The sun rose this morning. I took my dog out for his walk. The streets were unusually quiet, less traffic, but otherwise, a normal day.
"Processing" is what we are all doing now.
Thoughts bubbled up:
1. Conspiracy: All those votes collected locally have to be entered into computers at some point, collected centrally and sent on. Despite the cute little cartoons about how this happens they were playing on NBC, fact is, like so much else in modern American life, it's so high tech, we really don't know how this happens and where a hacker could change the results. The Russians have hackers...
2. Realizing all the pundits, political scientists, TV experts, Nate Silver, Politico, pollsters were wrong. "The math is very difficult for Donald Trump." But I was never polled, and I live in New Hampshire. I don't answer my land line or my cell phone if I don't know the number. Most people don't answer their phones when the "ground game" people call. So, if people are unwilling to be polled, how can the polls be reliable? Another article of faith: The ground game. The ground game is so 20th century. Donald Trump didn't need no freakin' ground game. We were wasting our time. Well, we were learning about voters, but it didn't help win.

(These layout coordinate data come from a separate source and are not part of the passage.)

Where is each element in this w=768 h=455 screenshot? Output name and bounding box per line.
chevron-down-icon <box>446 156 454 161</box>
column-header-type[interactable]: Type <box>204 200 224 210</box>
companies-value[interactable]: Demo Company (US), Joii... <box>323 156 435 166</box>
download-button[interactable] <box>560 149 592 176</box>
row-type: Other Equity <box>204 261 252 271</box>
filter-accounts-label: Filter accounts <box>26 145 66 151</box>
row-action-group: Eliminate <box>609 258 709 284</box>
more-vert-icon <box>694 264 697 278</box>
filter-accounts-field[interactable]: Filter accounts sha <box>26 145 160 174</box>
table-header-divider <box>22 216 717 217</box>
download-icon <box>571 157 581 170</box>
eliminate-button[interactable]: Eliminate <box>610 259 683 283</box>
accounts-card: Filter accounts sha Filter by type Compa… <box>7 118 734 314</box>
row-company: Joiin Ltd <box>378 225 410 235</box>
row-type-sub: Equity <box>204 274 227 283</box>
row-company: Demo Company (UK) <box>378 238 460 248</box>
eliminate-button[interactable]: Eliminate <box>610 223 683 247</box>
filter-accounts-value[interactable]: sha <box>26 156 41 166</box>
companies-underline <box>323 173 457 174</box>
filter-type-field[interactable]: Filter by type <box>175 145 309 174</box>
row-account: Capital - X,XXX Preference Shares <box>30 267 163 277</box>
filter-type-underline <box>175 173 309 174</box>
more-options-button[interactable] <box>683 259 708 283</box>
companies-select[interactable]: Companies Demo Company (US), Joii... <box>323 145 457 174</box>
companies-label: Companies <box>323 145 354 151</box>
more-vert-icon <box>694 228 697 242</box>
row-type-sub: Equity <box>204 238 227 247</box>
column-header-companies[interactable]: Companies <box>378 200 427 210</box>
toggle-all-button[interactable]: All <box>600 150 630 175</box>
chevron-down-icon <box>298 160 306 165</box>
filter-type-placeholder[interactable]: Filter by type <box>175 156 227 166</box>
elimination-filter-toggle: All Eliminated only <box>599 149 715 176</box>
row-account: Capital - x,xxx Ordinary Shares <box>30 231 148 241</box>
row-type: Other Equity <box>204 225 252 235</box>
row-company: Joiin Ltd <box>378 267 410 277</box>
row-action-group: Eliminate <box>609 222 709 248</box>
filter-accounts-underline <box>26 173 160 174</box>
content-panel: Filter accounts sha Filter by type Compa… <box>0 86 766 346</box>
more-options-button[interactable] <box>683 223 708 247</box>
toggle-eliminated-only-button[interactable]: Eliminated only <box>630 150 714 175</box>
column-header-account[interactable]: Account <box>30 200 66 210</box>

3. The elephant in the tent: That old story--there's an elephant in the tent and outside the tent are people who have never seen an elephant, have no idea what it is and each reaches through a crack in the tent. One feels the trunk, one the tail, one the ears, one the feet and each one describes what is under the tent differently, depending on the small part they can feel or see. Nobody can see the whole, because it is too big and hidden from them. That's the way I felt canvassing in New Hampshire. I could not see what was happening in the rest of the country, or even the rest of the state. All I knew is what I could see in my small space, and around here, it looked like there were a lot of angry, aroused people who wanted to throw a brick through the glass window of Washington, wanted to vent their rage and to shake things up, just as Michael Moore described.
4. Bernie and the DNC: Bernie tapped into that urge for change, for revolution. My friends and family said, "Hey, we're doing okay. We're getting taken up into the ruling hierarchies. We don't want revolution." Could Bernie have beaten Trump? I thought so at the time. Thought he would have been a better bet than Hillary. But I thought Hillary would be a better President, so I worked hard for her once she won the nomination. But it bothered me she beat Bernie by beating him in states she didn't have chance of winning in November: the entire South and Southwest. Didn't anybody else notice this? We chose our Democratic nominee on the basis of her performance in the South? Bernie, meanwhile was doing great in the rust belt. Didn't that mean anything to these power brokers?
5. Trump, bad as he is, is still better than Ted Cruz. Trump at least has no actual real deep seated beliefs. Problem is, he is surrounded by the most unappetizing scoundrels, that guy from Breitbart or whatever that reactionary website is, Rudy Guliani, Newt Gingrich, Rush Limbaugh, the demented Ben Carson. The President appoints thousands of officials and his will be really virulent. And his Supreme Court nominees will insure the Supreme Court goes Scalia for a generation. Kiss Roe v Wade good-bye. Abortions will become illegal again. I'm not all that unhappy about abortions after 21 weeks or even after 18 weeks being illegal, but going back to the coat hanger in the back alley days will be nasty.
It's a new world today. An earthquake happened. The humbled have risen up and turned the world upside down.
In some times and places that change spelled doom for some people: Jews, who were living at the top of society were stripped of their homes, their clothes and sent off to concentration camps. Is that likely in the USA? In the Jew-SA? Hopefully won't happen to Jews. But what about Muslims? Are those Muslims Donald Trump saw celebrating on the New Jersey roof tops after 9/11 in danger? And what about Mexican Americans, Central Americans living illegally in the USA? Will the goon squads come around to round them up?
It will be fun watching them build the wall, though. All those Kentucky coal miners down there building the wall. West Virginians, too. I'm looking forward to seeing all that.
Oh, and did I mention, Sarah Palin for Secretary of State. She can see Russia from her porch. And Vladimir thinks she's pretty hot.